Dr Jonathan Padley

Year started
2011
Subject
Education
Fellow Type
Lecturers, Professors and College Officers,
Jonathan Padley is a specialist in English children’s literature from the eighteenth century to the present day. His work explores margins, particularly the marginalisation of authors, texts, and characters. His PhD argued that the child protagonists of children’s literature can be understood, etymologically and theoretically, as monsters. He serves on the Editorial Board of Children’s Literature in Education.
As well as children’s literature, Jonathan is interested in interdisciplinary dialogues between literature, media, music, science, and theology. He has published broadly, including on transgressive creation in Shelley’s Frankenstein, bibliographical anomaly in Tennyson’s English Idyls, and Christological imaging in Tolkien’s Middle-earth mythos.
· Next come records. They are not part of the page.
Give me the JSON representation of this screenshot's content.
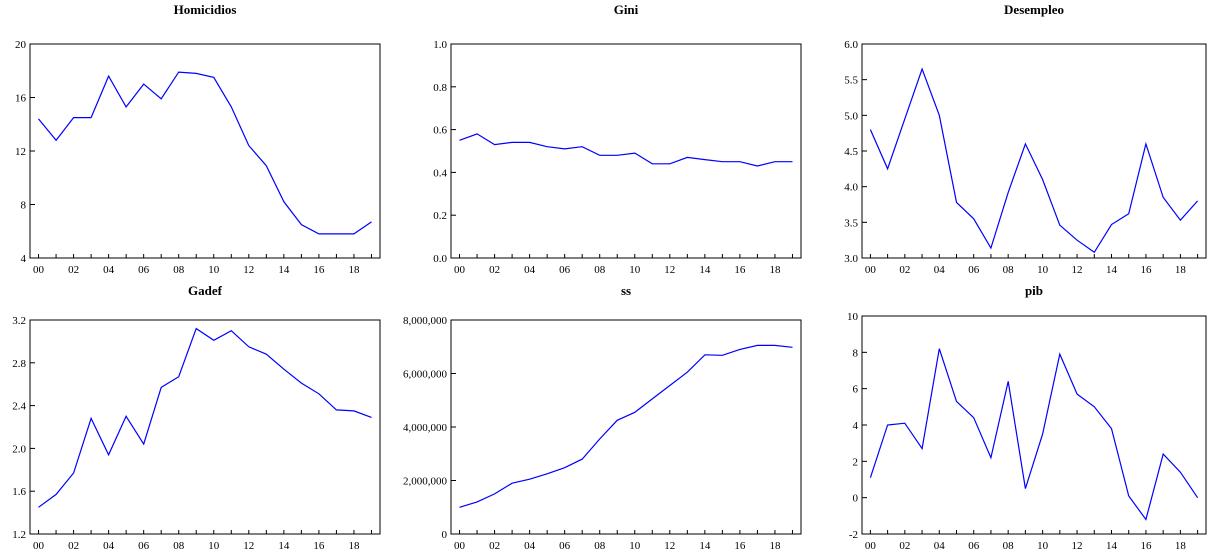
{
  "colors": {
    "line": "#0000ff",
    "axis": "#000000",
    "background": "#ffffff"
  },
  "chart_data": [
    {
      "type": "line",
      "title": "Homicidios",
      "xlabel": "",
      "ylabel": "",
      "x_tick_labels": [
        "00",
        "02",
        "04",
        "06",
        "08",
        "10",
        "12",
        "14",
        "16",
        "18"
      ],
      "y_ticks": [
        "4",
        "8",
        "12",
        "16",
        "20"
      ],
      "ylim": [
        4,
        20
      ],
      "x": [
        2000,
        2001,
        2002,
        2003,
        2004,
        2005,
        2006,
        2007,
        2008,
        2009,
        2010,
        2011,
        2012,
        2013,
        2014,
        2015,
        2016,
        2017,
        2018,
        2019
      ],
      "series": [
        {
          "values": [
            14.4,
            12.8,
            14.5,
            14.5,
            17.6,
            15.3,
            17.0,
            15.9,
            17.9,
            17.8,
            17.5,
            15.3,
            12.4,
            10.9,
            8.2,
            6.5,
            5.8,
            5.8,
            5.8,
            6.7
          ]
        }
      ],
      "grid": false
    },
    {
      "type": "line",
      "title": "Gini",
      "xlabel": "",
      "ylabel": "",
      "x_tick_labels": [
        "00",
        "02",
        "04",
        "06",
        "08",
        "10",
        "12",
        "14",
        "16",
        "18"
      ],
      "y_ticks": [
        "0.0",
        "0.2",
        "0.4",
        "0.6",
        "0.8",
        "1.0"
      ],
      "ylim": [
        0.0,
        1.0
      ],
      "x": [
        2000,
        2001,
        2002,
        2003,
        2004,
        2005,
        2006,
        2007,
        2008,
        2009,
        2010,
        2011,
        2012,
        2013,
        2014,
        2015,
        2016,
        2017,
        2018,
        2019
      ],
      "series": [
        {
          "values": [
            0.55,
            0.58,
            0.53,
            0.54,
            0.54,
            0.52,
            0.51,
            0.52,
            0.48,
            0.48,
            0.49,
            0.44,
            0.44,
            0.47,
            0.46,
            0.45,
            0.45,
            0.43,
            0.45,
            0.45
          ]
        }
      ],
      "grid": false
    },
    {
      "type": "line",
      "title": "Desempleo",
      "xlabel": "",
      "ylabel": "",
      "x_tick_labels": [
        "00",
        "02",
        "04",
        "06",
        "08",
        "10",
        "12",
        "14",
        "16",
        "18"
      ],
      "y_ticks": [
        "3.0",
        "3.5",
        "4.0",
        "4.5",
        "5.0",
        "5.5",
        "6.0"
      ],
      "ylim": [
        3.0,
        6.0
      ],
      "x": [
        2000,
        2001,
        2002,
        2003,
        2004,
        2005,
        2006,
        2007,
        2008,
        2009,
        2010,
        2011,
        2012,
        2013,
        2014,
        2015,
        2016,
        2017,
        2018,
        2019
      ],
      "series": [
        {
          "values": [
            4.8,
            4.25,
            4.95,
            5.65,
            5.0,
            3.78,
            3.55,
            3.14,
            3.92,
            4.6,
            4.1,
            3.46,
            3.25,
            3.08,
            3.47,
            3.62,
            4.6,
            3.85,
            3.53,
            3.8
          ]
        }
      ],
      "grid": false
    },
    {
      "type": "line",
      "title": "Gadef",
      "xlabel": "",
      "ylabel": "",
      "x_tick_labels": [
        "00",
        "02",
        "04",
        "06",
        "08",
        "10",
        "12",
        "14",
        "16",
        "18"
      ],
      "y_ticks": [
        "1.2",
        "1.6",
        "2.0",
        "2.4",
        "2.8",
        "3.2"
      ],
      "ylim": [
        1.2,
        3.2
      ],
      "x": [
        2000,
        2001,
        2002,
        2003,
        2004,
        2005,
        2006,
        2007,
        2008,
        2009,
        2010,
        2011,
        2012,
        2013,
        2014,
        2015,
        2016,
        2017,
        2018,
        2019
      ],
      "series": [
        {
          "values": [
            1.45,
            1.57,
            1.77,
            2.28,
            1.94,
            2.3,
            2.04,
            2.57,
            2.67,
            3.12,
            3.01,
            3.1,
            2.95,
            2.88,
            2.74,
            2.61,
            2.51,
            2.36,
            2.35,
            2.29
          ]
        }
      ],
      "grid": false
    },
    {
      "type": "line",
      "title": "ss",
      "xlabel": "",
      "ylabel": "",
      "x_tick_labels": [
        "00",
        "02",
        "04",
        "06",
        "08",
        "10",
        "12",
        "14",
        "16",
        "18"
      ],
      "y_ticks": [
        "0",
        "2,000,000",
        "4,000,000",
        "6,000,000",
        "8,000,000"
      ],
      "ylim": [
        0,
        8000000
      ],
      "x": [
        2000,
        2001,
        2002,
        2003,
        2004,
        2005,
        2006,
        2007,
        2008,
        2009,
        2010,
        2011,
        2012,
        2013,
        2014,
        2015,
        2016,
        2017,
        2018,
        2019
      ],
      "series": [
        {
          "values": [
            1000000,
            1200000,
            1500000,
            1900000,
            2050000,
            2250000,
            2480000,
            2800000,
            3550000,
            4250000,
            4550000,
            5050000,
            5550000,
            6050000,
            6700000,
            6680000,
            6900000,
            7050000,
            7050000,
            6980000
          ]
        }
      ],
      "grid": false
    },
    {
      "type": "line",
      "title": "pib",
      "xlabel": "",
      "ylabel": "",
      "x_tick_labels": [
        "00",
        "02",
        "04",
        "06",
        "08",
        "10",
        "12",
        "14",
        "16",
        "18"
      ],
      "y_ticks": [
        "-2",
        "0",
        "2",
        "4",
        "6",
        "8",
        "10"
      ],
      "ylim": [
        -2,
        10
      ],
      "x": [
        2000,
        2001,
        2002,
        2003,
        2004,
        2005,
        2006,
        2007,
        2008,
        2009,
        2010,
        2011,
        2012,
        2013,
        2014,
        2015,
        2016,
        2017,
        2018,
        2019
      ],
      "series": [
        {
          "values": [
            1.1,
            4.0,
            4.1,
            2.7,
            8.2,
            5.3,
            4.4,
            2.2,
            6.4,
            0.5,
            3.5,
            7.9,
            5.7,
            5.0,
            3.8,
            0.1,
            -1.2,
            2.4,
            1.4,
            0.0
          ]
        }
      ],
      "grid": false
    }
  ]
}
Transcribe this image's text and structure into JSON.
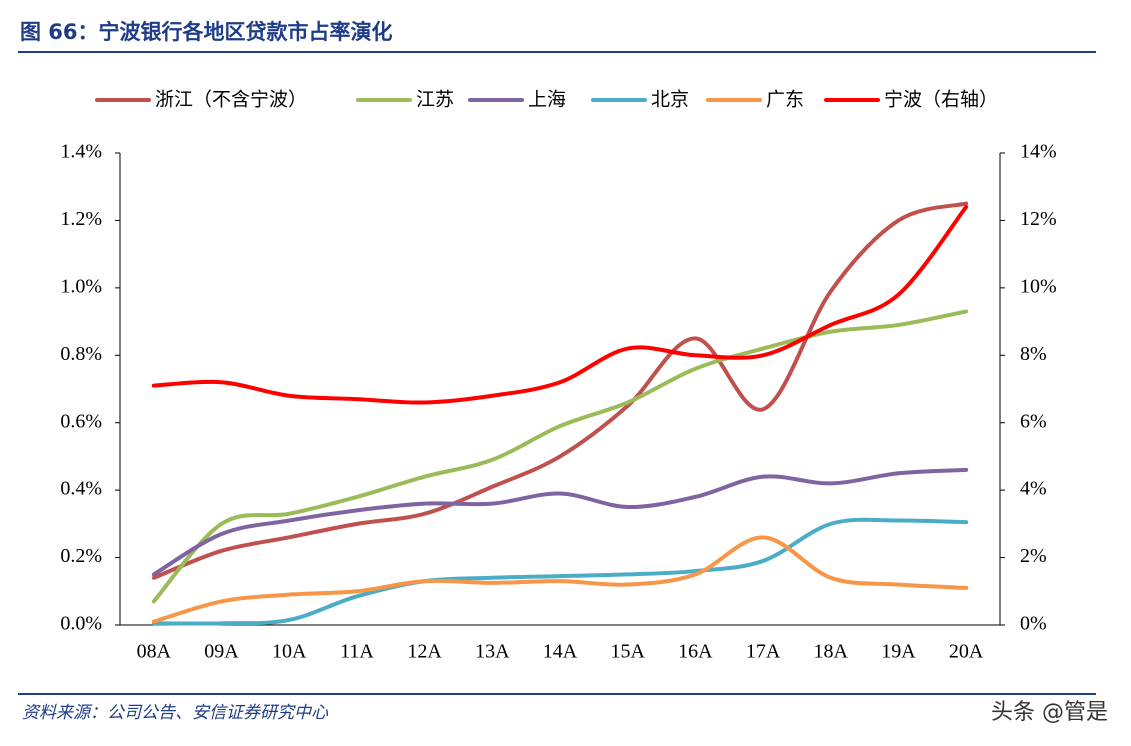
{
  "title": "图 66：宁波银行各地区贷款市占率演化",
  "source": "资料来源：公司公告、安信证券研究中心",
  "watermark": "头条 @管是",
  "chart_data": {
    "type": "line",
    "categories": [
      "08A",
      "09A",
      "10A",
      "11A",
      "12A",
      "13A",
      "14A",
      "15A",
      "16A",
      "17A",
      "18A",
      "19A",
      "20A"
    ],
    "series": [
      {
        "name": "浙江（不含宁波）",
        "color": "#c0504d",
        "values": [
          0.14,
          0.22,
          0.26,
          0.3,
          0.33,
          0.41,
          0.5,
          0.65,
          0.85,
          0.64,
          0.99,
          1.2,
          1.25
        ]
      },
      {
        "name": "江苏",
        "color": "#9bbb59",
        "values": [
          0.07,
          0.3,
          0.33,
          0.38,
          0.44,
          0.49,
          0.59,
          0.66,
          0.76,
          0.82,
          0.87,
          0.89,
          0.93
        ]
      },
      {
        "name": "上海",
        "color": "#8064a2",
        "values": [
          0.15,
          0.27,
          0.31,
          0.34,
          0.36,
          0.36,
          0.39,
          0.35,
          0.38,
          0.44,
          0.42,
          0.45,
          0.46
        ]
      },
      {
        "name": "北京",
        "color": "#4bacc6",
        "values": [
          0.005,
          0.005,
          0.015,
          0.085,
          0.13,
          0.14,
          0.145,
          0.15,
          0.16,
          0.19,
          0.3,
          0.31,
          0.305
        ]
      },
      {
        "name": "广东",
        "color": "#f79646",
        "values": [
          0.01,
          0.07,
          0.09,
          0.1,
          0.13,
          0.125,
          0.13,
          0.12,
          0.15,
          0.26,
          0.14,
          0.12,
          0.11
        ]
      },
      {
        "name": "宁波（右轴）",
        "color": "#ff0000",
        "axis": "y2",
        "values": [
          7.1,
          7.2,
          6.8,
          6.7,
          6.6,
          6.8,
          7.2,
          8.2,
          8.0,
          8.0,
          8.9,
          9.8,
          12.4
        ]
      }
    ],
    "ylim": [
      0,
      1.4
    ],
    "yticks": [
      {
        "value": 0,
        "label": "0.0%"
      },
      {
        "value": 0.2,
        "label": "0.2%"
      },
      {
        "value": 0.4,
        "label": "0.4%"
      },
      {
        "value": 0.6,
        "label": "0.6%"
      },
      {
        "value": 0.8,
        "label": "0.8%"
      },
      {
        "value": 1.0,
        "label": "1.0%"
      },
      {
        "value": 1.2,
        "label": "1.2%"
      },
      {
        "value": 1.4,
        "label": "1.4%"
      }
    ],
    "y2lim": [
      0,
      14
    ],
    "y2ticks": [
      {
        "value": 0,
        "label": "0%"
      },
      {
        "value": 2,
        "label": "2%"
      },
      {
        "value": 4,
        "label": "4%"
      },
      {
        "value": 6,
        "label": "6%"
      },
      {
        "value": 8,
        "label": "8%"
      },
      {
        "value": 10,
        "label": "10%"
      },
      {
        "value": 12,
        "label": "12%"
      },
      {
        "value": 14,
        "label": "14%"
      }
    ],
    "grid": false,
    "legend": "top"
  }
}
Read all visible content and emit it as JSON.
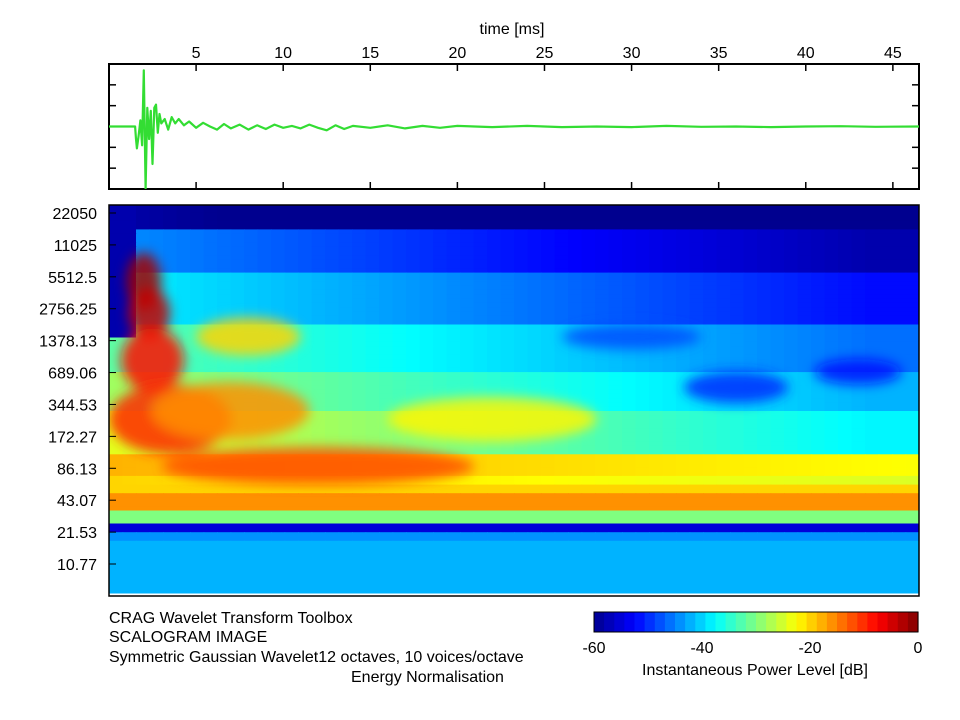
{
  "chart_data": [
    {
      "type": "line",
      "name": "waveform",
      "xlabel": "time [ms]",
      "xlim": [
        0,
        46.5
      ],
      "x_ticks": [
        "5",
        "10",
        "15",
        "20",
        "25",
        "30",
        "35",
        "40",
        "45"
      ],
      "x_tick_values": [
        5,
        10,
        15,
        20,
        25,
        30,
        35,
        40,
        45
      ],
      "ylim": [
        -1,
        1
      ],
      "y_tick_count": 7,
      "line_color": "#33dd33",
      "series": [
        {
          "x": [
            0,
            1.5,
            1.55,
            1.6,
            1.7,
            1.8,
            1.9,
            2.0,
            2.1,
            2.2,
            2.3,
            2.4,
            2.5,
            2.6,
            2.7,
            2.8,
            2.9,
            3.0,
            3.2,
            3.4,
            3.6,
            3.8,
            4.0,
            4.3,
            4.6,
            5.0,
            5.4,
            5.8,
            6.2,
            6.6,
            7.0,
            7.5,
            8.0,
            8.5,
            9.0,
            9.5,
            10.0,
            10.5,
            11.0,
            11.5,
            12.0,
            12.5,
            13.0,
            13.5,
            14.0,
            15.0,
            16.0,
            17.0,
            18.0,
            19.0,
            20.0,
            22.0,
            24.0,
            26.0,
            28.0,
            30.0,
            32.0,
            34.0,
            36.0,
            38.0,
            40.0,
            42.0,
            44.0,
            46.5
          ],
          "y": [
            0,
            0,
            -0.2,
            -0.35,
            -0.15,
            0.1,
            -0.3,
            0.9,
            -1.0,
            0.3,
            -0.2,
            0.25,
            -0.6,
            0.3,
            0.35,
            -0.1,
            0.2,
            0.05,
            0.12,
            -0.05,
            0.15,
            0.05,
            0.12,
            0.02,
            0.08,
            -0.02,
            0.06,
            0.0,
            -0.05,
            0.04,
            -0.03,
            0.03,
            -0.05,
            0.02,
            -0.04,
            0.03,
            -0.02,
            0.01,
            -0.03,
            0.03,
            -0.02,
            -0.06,
            0.02,
            -0.04,
            0.01,
            -0.02,
            0.02,
            -0.03,
            0.01,
            -0.02,
            0.01,
            -0.01,
            0.01,
            -0.01,
            0.0,
            -0.01,
            0.01,
            -0.005,
            0.0,
            -0.01,
            0.0,
            0.005,
            -0.005,
            0.0
          ]
        }
      ]
    },
    {
      "type": "heatmap",
      "name": "scalogram",
      "y_tick_labels": [
        "22050",
        "11025",
        "5512.5",
        "2756.25",
        "1378.13",
        "689.06",
        "344.53",
        "172.27",
        "86.13",
        "43.07",
        "21.53",
        "10.77"
      ],
      "y_tick_values": [
        22050,
        11025,
        5512.5,
        2756.25,
        1378.13,
        689.06,
        344.53,
        172.27,
        86.13,
        43.07,
        21.53,
        10.77
      ],
      "y_scale": "log2",
      "xlim": [
        0,
        46.5
      ],
      "value_range_db": [
        -60,
        0
      ],
      "colormap": "jet",
      "colormap_stops": [
        "#00008f",
        "#0000ff",
        "#0080ff",
        "#00ffff",
        "#80ff80",
        "#ffff00",
        "#ff8000",
        "#ff0000",
        "#800000"
      ]
    }
  ],
  "colorbar": {
    "ticks": [
      "-60",
      "-40",
      "-20",
      "0"
    ],
    "tick_values": [
      -60,
      -40,
      -20,
      0
    ],
    "label": "Instantaneous Power Level  [dB]"
  },
  "caption": {
    "line1": "CRAG Wavelet Transform Toolbox",
    "line2": "SCALOGRAM IMAGE",
    "line3": "Symmetric Gaussian Wavelet12 octaves, 10 voices/octave",
    "line4": "Energy Normalisation"
  }
}
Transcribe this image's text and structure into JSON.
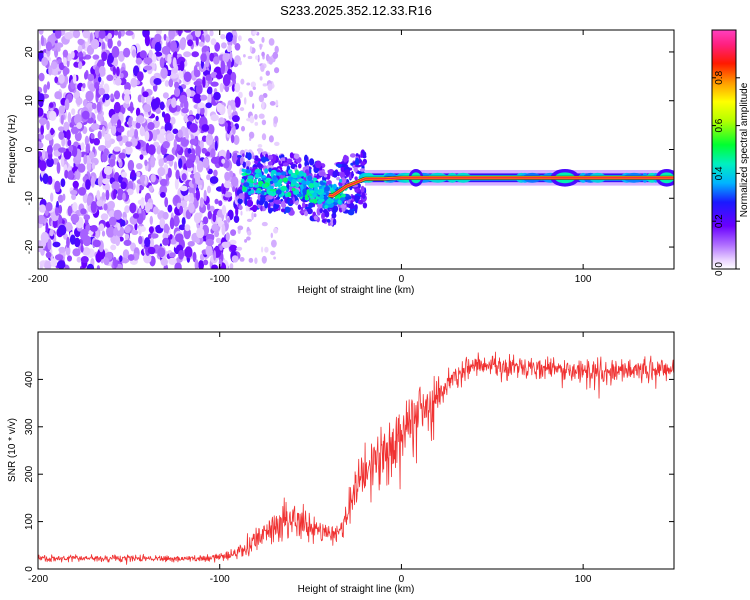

Jonathan is Churchill’s Lead Admissions Tutor, so responsible for undergraduate admissions and recruitment to the College. He is also a College Tutor; Director of Studies in Education at Lucy Cavendish, Newnham, and St Edmund’s; an Affiliated Lecturer at the Faculty of Education; and an Honorary Member of the Faculty of English. He teaches and examines undergraduates and postgraduates in children’s literature, and he mentors several postgraduate educationalists. Jonathan is Chair of the University’s Schools Liaison Officers’ Group, a Trustee of the Chapel at Churchill College, and a member of numerous College and University committees. From 2020 to 2021, he was the Admissions Forum representative to the University’s Strategic Review of Undergraduate Admissions and Outreach. In December 2021, he was elected to the Churchill College Council.
Alongside academic work, Jonathan is committed to widening participation in higher education. From 2013 to 2015, he was seconded to Welsh Government to co-lead the research and policy implementation which gave rise to Seren, to which he still regularly contributes.
Before taking up his current roles in Cambridge, Jonathan was variously an Honorary Research Associate of the Department of English Language and Literature at Swansea University, and a Lecturer and Tutor at Gorseinon College and Coleg Sir Gâr.